You would think that with the rise in child ritual murder, there would be a special policy to fight the crime. However, Commissioner of Police, Moses Binoga, who coordinates the Anti-Human Trafficking Taskforce, says, “It is true that ritual murder of children keeps on happening, but we do not treat it in a special way.
It happens like any other crime, such as murder and theft. There are laws under which the offenders can be tried, such as the Penal Code Act (1950) and the Prevention of Trafficking in Persons Act (2009).”
The few witchdoctors who have been arrested are being charged under the Penal Code Act, 1950. However, the loophole is that a witchdoctor can turn state witness against his accomplices (those who sought his services) after a generous offer from the prosecution. In most cases, this ‘generous’ offer involves immunity from prosecution.

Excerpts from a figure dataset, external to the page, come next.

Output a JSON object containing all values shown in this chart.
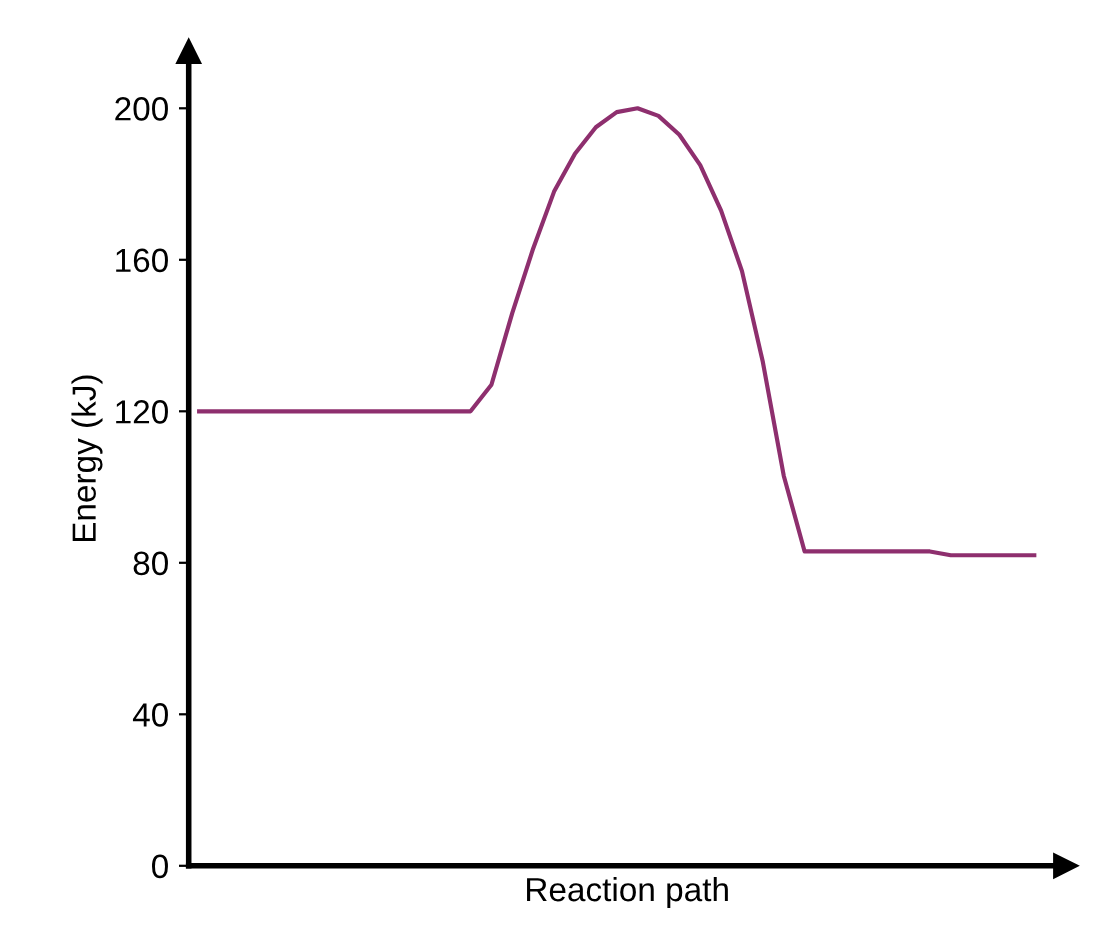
{
  "chart_data": {
    "type": "line",
    "xlabel": "Reaction path",
    "ylabel": "Energy (kJ)",
    "categories": [
      null,
      null,
      null,
      null,
      null,
      null,
      null,
      null,
      null,
      null,
      null,
      null,
      null,
      null,
      null,
      null,
      null,
      null,
      null,
      null,
      null,
      null,
      null,
      null,
      null,
      null,
      null,
      null,
      null,
      null,
      null,
      null,
      null,
      null,
      null,
      null,
      null,
      null,
      null,
      null,
      null
    ],
    "series": [
      {
        "color": "#8e2f6e",
        "values": [
          120,
          120,
          120,
          120,
          120,
          120,
          120,
          120,
          120,
          120,
          120,
          120,
          120,
          120,
          127,
          146,
          163,
          178,
          188,
          195,
          199,
          200,
          198,
          193,
          185,
          173,
          157,
          133,
          103,
          83,
          83,
          83,
          83,
          83,
          83,
          83,
          82,
          82,
          82,
          82,
          82
        ]
      }
    ],
    "ylim": [
      0,
      215
    ],
    "yticks": [
      0,
      40,
      80,
      120,
      160,
      200
    ],
    "grid": false,
    "legend": false,
    "marker": "none",
    "line_style": "solid",
    "tick_labels": "y"
  }
}
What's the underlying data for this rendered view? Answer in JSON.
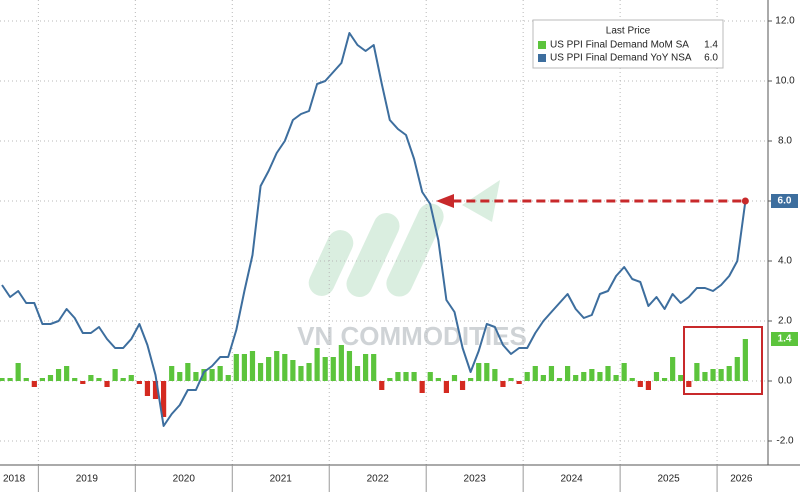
{
  "chart_data": {
    "type": "combo",
    "legend_title": "Last Price",
    "watermark": "VN COMMODITIES",
    "categories": [
      null,
      null,
      "2018",
      null,
      null,
      null,
      null,
      null,
      null,
      null,
      null,
      "2019",
      null,
      null,
      null,
      null,
      null,
      null,
      null,
      null,
      null,
      null,
      null,
      "2020",
      null,
      null,
      null,
      null,
      null,
      null,
      null,
      null,
      null,
      null,
      null,
      "2021",
      null,
      null,
      null,
      null,
      null,
      null,
      null,
      null,
      null,
      null,
      null,
      "2022",
      null,
      null,
      null,
      null,
      null,
      null,
      null,
      null,
      null,
      null,
      null,
      "2023",
      null,
      null,
      null,
      null,
      null,
      null,
      null,
      null,
      null,
      null,
      null,
      "2024",
      null,
      null,
      null,
      null,
      null,
      null,
      null,
      null,
      null,
      null,
      null,
      "2025",
      null,
      null,
      null,
      null,
      null,
      null,
      null,
      null,
      "2026"
    ],
    "series": [
      {
        "name": "US PPI Final Demand MoM SA",
        "type": "bar",
        "color": "#5cc43c",
        "negative_color": "#d42a20",
        "values": [
          0.1,
          0.1,
          0.6,
          0.1,
          -0.2,
          0.1,
          0.2,
          0.4,
          0.5,
          0.1,
          -0.1,
          0.2,
          0.1,
          -0.2,
          0.4,
          0.1,
          0.2,
          -0.1,
          -0.5,
          -0.6,
          -1.2,
          0.5,
          0.3,
          0.6,
          0.3,
          0.4,
          0.4,
          0.5,
          0.2,
          0.9,
          0.9,
          1.0,
          0.6,
          0.8,
          1.0,
          0.9,
          0.7,
          0.5,
          0.6,
          1.1,
          0.8,
          0.8,
          1.2,
          1.0,
          0.5,
          0.9,
          0.9,
          -0.3,
          0.1,
          0.3,
          0.3,
          0.3,
          -0.4,
          0.3,
          0.1,
          -0.4,
          0.2,
          -0.3,
          0.1,
          0.6,
          0.6,
          0.4,
          -0.2,
          0.1,
          -0.1,
          0.3,
          0.5,
          0.2,
          0.5,
          0.1,
          0.5,
          0.2,
          0.3,
          0.4,
          0.3,
          0.5,
          0.2,
          0.6,
          0.1,
          -0.2,
          -0.3,
          0.3,
          0.1,
          0.8,
          0.2,
          -0.2,
          0.6,
          0.3,
          0.4,
          0.4,
          0.5,
          0.8,
          1.4
        ]
      },
      {
        "name": "US PPI Final Demand YoY NSA",
        "type": "line",
        "color": "#3d6e9e",
        "values": [
          3.2,
          2.8,
          3.0,
          2.6,
          2.6,
          1.9,
          1.9,
          2.0,
          2.4,
          2.1,
          1.6,
          1.6,
          1.8,
          1.4,
          1.1,
          1.1,
          1.4,
          1.9,
          1.2,
          0.2,
          -1.5,
          -1.1,
          -0.8,
          -0.3,
          -0.3,
          0.3,
          0.5,
          0.8,
          0.8,
          1.7,
          3.0,
          4.2,
          6.5,
          7.0,
          7.6,
          8.0,
          8.7,
          8.9,
          9.0,
          9.9,
          10.0,
          10.3,
          10.6,
          11.6,
          11.2,
          11.0,
          11.2,
          9.9,
          8.7,
          8.4,
          8.2,
          7.4,
          6.3,
          5.9,
          4.7,
          2.7,
          2.3,
          1.1,
          0.3,
          1.0,
          1.9,
          1.8,
          1.2,
          0.9,
          1.1,
          1.1,
          1.6,
          2.0,
          2.3,
          2.6,
          2.9,
          2.4,
          2.1,
          2.2,
          2.9,
          3.0,
          3.5,
          3.8,
          3.4,
          3.3,
          2.5,
          2.8,
          2.4,
          2.9,
          2.6,
          2.8,
          3.1,
          3.1,
          3.0,
          3.2,
          3.5,
          4.0,
          6.0
        ],
        "value_labels": [
          null,
          null,
          null,
          null,
          null,
          null,
          null,
          null,
          null,
          null,
          null,
          null,
          null,
          null,
          null,
          null,
          null,
          null,
          null,
          null,
          null,
          null,
          null,
          null,
          null,
          null,
          null,
          null,
          null,
          null,
          null,
          null,
          null,
          null,
          null,
          null,
          null,
          null,
          null,
          null,
          null,
          null,
          null,
          null,
          null,
          null,
          null,
          null,
          null,
          null,
          null,
          null,
          null,
          null,
          null,
          null,
          null,
          null,
          null,
          null,
          null,
          null,
          null,
          null,
          null,
          null,
          null,
          null,
          null,
          null,
          null,
          null,
          null,
          null,
          null,
          null,
          null,
          null,
          null,
          null,
          null,
          null,
          null,
          null,
          null,
          null,
          null,
          null,
          null,
          null,
          null,
          null,
          "6.0"
        ]
      }
    ],
    "ylim": [
      -2.8,
      12.7
    ],
    "yticks": [
      {
        "value": -2,
        "label": "-2.0"
      },
      {
        "value": 0,
        "label": "0.0"
      },
      {
        "value": 2,
        "label": "2.0"
      },
      {
        "value": 4,
        "label": "4.0"
      },
      {
        "value": 6,
        "label": "6.0"
      },
      {
        "value": 8,
        "label": "8.0"
      },
      {
        "value": 10,
        "label": "10.0"
      },
      {
        "value": 12,
        "label": "12.0"
      }
    ],
    "grid": true,
    "axis_side": "right",
    "legend_position": "top-right"
  }
}
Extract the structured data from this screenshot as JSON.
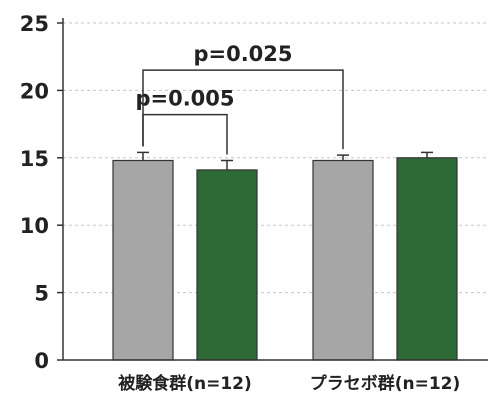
{
  "chart_data": {
    "type": "bar",
    "title": "",
    "xlabel": "",
    "ylabel": "",
    "ylim": [
      0,
      25
    ],
    "yticks": [
      0,
      5,
      10,
      15,
      20,
      25
    ],
    "grid": true,
    "colors": {
      "gray": "#a6a6a6",
      "green": "#2d6a35",
      "outline": "#333333",
      "grid": "#c8c8c8"
    },
    "groups": [
      {
        "label": "被験食群(n=12)",
        "bars": [
          {
            "value": 14.8,
            "error": 0.6,
            "color": "gray"
          },
          {
            "value": 14.1,
            "error": 0.7,
            "color": "green"
          }
        ]
      },
      {
        "label": "プラセボ群(n=12)",
        "bars": [
          {
            "value": 14.8,
            "error": 0.4,
            "color": "gray"
          },
          {
            "value": 15.0,
            "error": 0.4,
            "color": "green"
          }
        ]
      }
    ],
    "annotations": [
      {
        "text": "p=0.005",
        "from": [
          0,
          0
        ],
        "to": [
          0,
          1
        ],
        "level": 18.2
      },
      {
        "text": "p=0.025",
        "from": [
          0,
          0
        ],
        "to": [
          1,
          0
        ],
        "level": 21.5
      }
    ]
  }
}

Peter Ssewakiryanga, executive director, Kyampisi Childcare Ministries (KCM), an organisation that rehabilitates survivors of child sacrifice, says to counter this loophole, some of the accused are now being tried for aggravated trafficking – which carries life imprisonment upon conviction – under the Prevention of Trafficking in Persons Act 2009.
“Anyone who aided or made a phone call to help the witchdoctor will be charged,” Ssewakiryanga says.
He adds, “We are now appealing that all cases tried under the Penal Code Act be amended to latter Act through expeditious hearings.”
Two years ago, KCM petitioned the parliamentary Committee on Gender, Labour and Social Development about rampant child sacrifice. Eventually, the committee came up with a report of the Sectoral Committee on Gender, Labour and Social Development on a petition by the Former Students of International School of Uganda on Child Sacrifice and Ritual Murder, which was tabled before Parliament but never discussed.
It gives nine recommendations, among which are the expediency of the National Action Plan against Child Sacrifice currently under review, and the amendment of the Witchcraft Act, 1957. The Act should be amended to address the issue of child sacrifice.
The number of children sacrificed is rising. Very few parents report to the police. Annual Report on the Trend of Trafficking in Persons in Uganda, 2013, only 12 suspected human sacrifices were registered, 10 of which involved children as victims.
Ten suspects were arrested, seven taken to court, and by the end of the year, only one had been convicted.